The implementation handles this safely with:
if current not in piece_map:
return False
Internal Ordering Mismatch
Another critical case happens when all numbers exist but the ordering inside a piece does not match arr.
Example:
arr = [1, 2, 3]
pieces = [[1, 3], [2]]
The piece [1, 3] cannot fit into arr because after matching 1, the next value in arr is 2, not 3.
The implementation correctly detects this during element-by-element comparison.
Single Element Pieces
Some inputs contain only single-element pieces.
Example:
arr = [4, 5, 6]
pieces = [[6], [4], [5]]
This effectively reduces the problem to checking whether all values exist.
The algorithm naturally handles this because each piece comparison loop runs exactly once.

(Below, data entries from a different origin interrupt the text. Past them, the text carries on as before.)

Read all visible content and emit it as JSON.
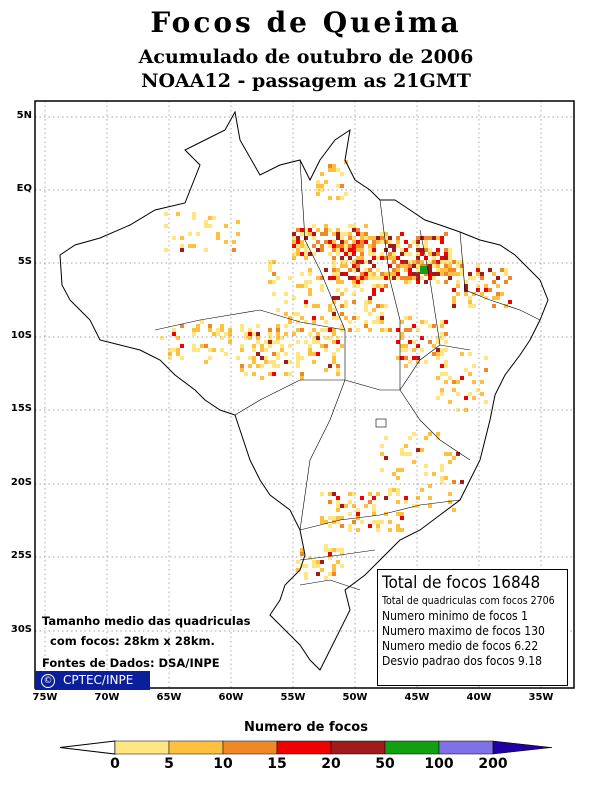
{
  "header": {
    "title": "Focos de Queima",
    "subtitle_1": "Acumulado de outubro de 2006",
    "subtitle_2": "NOAA12 - passagem as 21GMT"
  },
  "map": {
    "latitude_labels": [
      "5N",
      "EQ",
      "5S",
      "10S",
      "15S",
      "20S",
      "25S",
      "30S"
    ],
    "longitude_labels": [
      "75W",
      "70W",
      "65W",
      "60W",
      "55W",
      "50W",
      "45W",
      "40W",
      "35W"
    ]
  },
  "stats": {
    "total_focos": "Total de focos 16848",
    "total_quadriculas": "Total de quadriculas com focos 2706",
    "minimo": "Numero minimo de focos 1",
    "maximo": "Numero maximo de focos 130",
    "medio": "Numero medio de focos 6.22",
    "desvio": "Desvio padrao dos focos 9.18"
  },
  "notes": {
    "line_1": "Tamanho medio das quadriculas",
    "line_2": "com focos: 28km x 28km.",
    "line_3": "Fontes de Dados: DSA/INPE",
    "badge_symbol": "©",
    "badge": "CPTEC/INPE"
  },
  "legend": {
    "title": "Numero de focos",
    "ticks": [
      "0",
      "5",
      "10",
      "15",
      "20",
      "50",
      "100",
      "200"
    ],
    "colors": [
      "#ffe680",
      "#ffc040",
      "#f08828",
      "#f00000",
      "#a01c1c",
      "#10a010",
      "#8070e8",
      "#2000a0"
    ]
  }
}
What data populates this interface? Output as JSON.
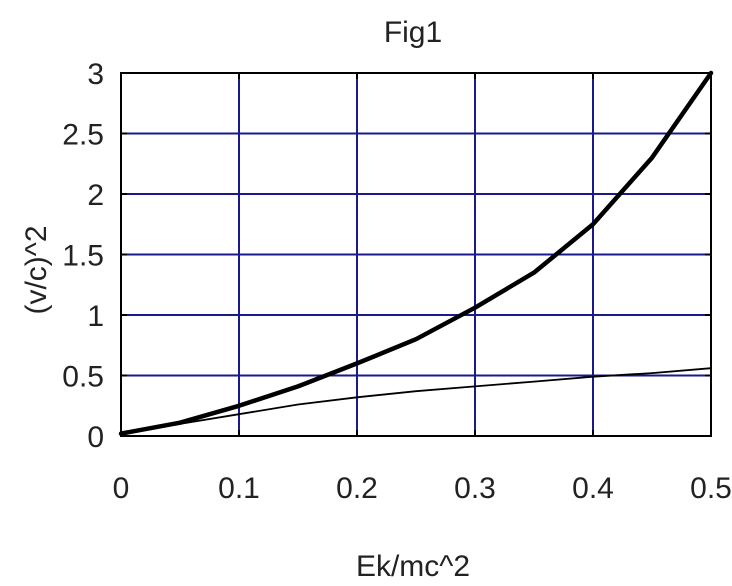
{
  "chart_data": {
    "type": "line",
    "title": "Fig1",
    "xlabel": "Ek/mc^2",
    "ylabel": "(v/c)^2",
    "xlim": [
      0,
      0.5
    ],
    "ylim": [
      0,
      3
    ],
    "grid": true,
    "x_ticks": [
      0,
      0.1,
      0.2,
      0.3,
      0.4,
      0.5
    ],
    "x_tick_labels": [
      "0",
      "0.1",
      "0.2",
      "0.3",
      "0.4",
      "0.5"
    ],
    "y_ticks": [
      0,
      0.5,
      1,
      1.5,
      2,
      2.5,
      3
    ],
    "y_tick_labels": [
      "0",
      "0.5",
      "1",
      "1.5",
      "2",
      "2.5",
      "3"
    ],
    "series": [
      {
        "x": [
          0,
          0.05,
          0.1,
          0.15,
          0.2,
          0.25,
          0.3,
          0.35,
          0.4,
          0.45,
          0.5
        ],
        "y": [
          0.02,
          0.11,
          0.25,
          0.41,
          0.6,
          0.8,
          1.06,
          1.35,
          1.75,
          2.3,
          3.0
        ]
      },
      {
        "x": [
          0,
          0.05,
          0.1,
          0.15,
          0.2,
          0.25,
          0.3,
          0.35,
          0.4,
          0.45,
          0.5
        ],
        "y": [
          0.02,
          0.1,
          0.18,
          0.26,
          0.32,
          0.37,
          0.41,
          0.45,
          0.49,
          0.52,
          0.56
        ]
      }
    ],
    "colors": {
      "grid": "#1a1a8c",
      "axes": "#000000",
      "line": "#000000"
    }
  }
}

Single Piece Covering Entire Array
Another edge case occurs when one piece already contains the entire array.
Example:
arr = [7, 8, 9]
pieces = [[7, 8, 9]]
The algorithm correctly matches the entire piece in one pass and returns true.
This validates that the solution works for both many small pieces and one large piece.